Reply to post: Re: If I visited dodgy sites...

Search engine results increasingly poisoned with malicious links

tr1ck5t3r

Re: If I visited dodgy sites...

Considering how easy it is to spin up a website nowadays, and considering this TED talk warning people of their filter bubble from March 2011 https://www.ted.com/talks/eli_pariser_beware_online_filter_bubbles and considering the level of surveillance there is when you combine the advert tracking which deliver viruses & other malicious software often zero day types, you really dont know what are dodgy sites now a days.

Some of the things I've caught is the TalkTalk tv box trying to access windows 7 desktop, and sites like DailyMail.co.uk & Akamai networks being blocked by Snort for the data they have been delivering. If it wasnt for the vlans & firewall setup I've had at home I wouldnt have caught this stuff. Attacking home devices to gain access to work networks is a valid attack vector especially if you provide support to other companies is not beyond the realms of possibility.

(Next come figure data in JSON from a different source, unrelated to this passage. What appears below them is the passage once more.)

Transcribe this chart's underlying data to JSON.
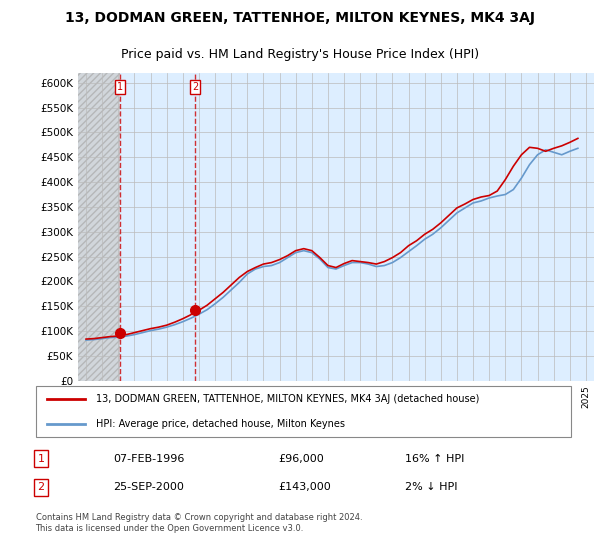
{
  "title": "13, DODMAN GREEN, TATTENHOE, MILTON KEYNES, MK4 3AJ",
  "subtitle": "Price paid vs. HM Land Registry's House Price Index (HPI)",
  "legend_line1": "13, DODMAN GREEN, TATTENHOE, MILTON KEYNES, MK4 3AJ (detached house)",
  "legend_line2": "HPI: Average price, detached house, Milton Keynes",
  "transaction1_label": "1",
  "transaction1_date": "07-FEB-1996",
  "transaction1_price": "£96,000",
  "transaction1_hpi": "16% ↑ HPI",
  "transaction1_year": 1996.1,
  "transaction1_value": 96000,
  "transaction2_label": "2",
  "transaction2_date": "25-SEP-2000",
  "transaction2_price": "£143,000",
  "transaction2_hpi": "2% ↓ HPI",
  "transaction2_year": 2000.75,
  "transaction2_value": 143000,
  "ylabel": "",
  "ylim_min": 0,
  "ylim_max": 620000,
  "yticks": [
    0,
    50000,
    100000,
    150000,
    200000,
    250000,
    300000,
    350000,
    400000,
    450000,
    500000,
    550000,
    600000
  ],
  "ytick_labels": [
    "£0",
    "£50K",
    "£100K",
    "£150K",
    "£200K",
    "£250K",
    "£300K",
    "£350K",
    "£400K",
    "£450K",
    "£500K",
    "£550K",
    "£600K"
  ],
  "xlim_min": 1993.5,
  "xlim_max": 2025.5,
  "background_color": "#ffffff",
  "plot_bg_color": "#ddeeff",
  "hatched_bg_color": "#cccccc",
  "grid_color": "#bbbbbb",
  "red_line_color": "#cc0000",
  "blue_line_color": "#6699cc",
  "footnote": "Contains HM Land Registry data © Crown copyright and database right 2024.\nThis data is licensed under the Open Government Licence v3.0.",
  "hpi_data_years": [
    1994,
    1994.5,
    1995,
    1995.5,
    1996,
    1996.5,
    1997,
    1997.5,
    1998,
    1998.5,
    1999,
    1999.5,
    2000,
    2000.5,
    2001,
    2001.5,
    2002,
    2002.5,
    2003,
    2003.5,
    2004,
    2004.5,
    2005,
    2005.5,
    2006,
    2006.5,
    2007,
    2007.5,
    2008,
    2008.5,
    2009,
    2009.5,
    2010,
    2010.5,
    2011,
    2011.5,
    2012,
    2012.5,
    2013,
    2013.5,
    2014,
    2014.5,
    2015,
    2015.5,
    2016,
    2016.5,
    2017,
    2017.5,
    2018,
    2018.5,
    2019,
    2019.5,
    2020,
    2020.5,
    2021,
    2021.5,
    2022,
    2022.5,
    2023,
    2023.5,
    2024,
    2024.5
  ],
  "hpi_values": [
    82000,
    83000,
    85000,
    87000,
    88000,
    90000,
    93000,
    97000,
    101000,
    104000,
    108000,
    113000,
    119000,
    126000,
    134000,
    143000,
    155000,
    168000,
    183000,
    198000,
    215000,
    225000,
    230000,
    232000,
    238000,
    248000,
    258000,
    262000,
    258000,
    245000,
    228000,
    225000,
    232000,
    238000,
    238000,
    235000,
    230000,
    232000,
    238000,
    248000,
    260000,
    272000,
    285000,
    295000,
    308000,
    323000,
    338000,
    348000,
    358000,
    362000,
    368000,
    372000,
    375000,
    385000,
    408000,
    435000,
    455000,
    465000,
    460000,
    455000,
    462000,
    468000
  ],
  "price_data_years": [
    1994,
    1994.5,
    1995,
    1995.5,
    1996,
    1996.1,
    1996.5,
    1997,
    1997.5,
    1998,
    1998.5,
    1999,
    1999.5,
    2000,
    2000.5,
    2000.75,
    2001,
    2001.5,
    2002,
    2002.5,
    2003,
    2003.5,
    2004,
    2004.5,
    2005,
    2005.5,
    2006,
    2006.5,
    2007,
    2007.5,
    2008,
    2008.5,
    2009,
    2009.5,
    2010,
    2010.5,
    2011,
    2011.5,
    2012,
    2012.5,
    2013,
    2013.5,
    2014,
    2014.5,
    2015,
    2015.5,
    2016,
    2016.5,
    2017,
    2017.5,
    2018,
    2018.5,
    2019,
    2019.5,
    2020,
    2020.5,
    2021,
    2021.5,
    2022,
    2022.5,
    2023,
    2023.5,
    2024,
    2024.5
  ],
  "price_values": [
    84000,
    85000,
    87000,
    89000,
    90000,
    96000,
    93000,
    97000,
    101000,
    105000,
    108000,
    112000,
    118000,
    125000,
    133000,
    143000,
    142000,
    152000,
    165000,
    178000,
    193000,
    208000,
    220000,
    228000,
    235000,
    238000,
    244000,
    252000,
    262000,
    266000,
    262000,
    248000,
    232000,
    228000,
    236000,
    242000,
    240000,
    238000,
    235000,
    240000,
    248000,
    258000,
    272000,
    282000,
    295000,
    305000,
    318000,
    333000,
    348000,
    356000,
    365000,
    370000,
    373000,
    382000,
    405000,
    432000,
    455000,
    470000,
    468000,
    462000,
    468000,
    473000,
    480000,
    488000
  ]
}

Even running from a Linux live CD, I recently heard a laptop emitting a funny noise similar to the old dialup modem handshake which wouldnt have been picked up in a room with normal noise levels, but would have been picked up by microphones in nearby devices.

In fact one hack I discovered last night, appears to target CD roms, causing it to not read from genuine media but does boot from fake media printed to look like Dell Windows CD's. The fake Dell CD's will install on any non Dell computer, the genuine Dell media will not install on non-Dell devices. If you do a diagnostic on the Dell optical drive it throws an errorcode 0152 incorrect status 1A Error Registration 0020h but only when you run diagnostics on the device. Thats your only clue.

Bottom line is, you cant trust any of your tech and unless you log everything and have disposable servers handling your encrypted internet traffic for things like email servers or serving webpages, and then pull that back to your internal main servers unencrypted whilst logging it and acket inspect it, you have zero chance of spotting some hacks considering the resources some entities have.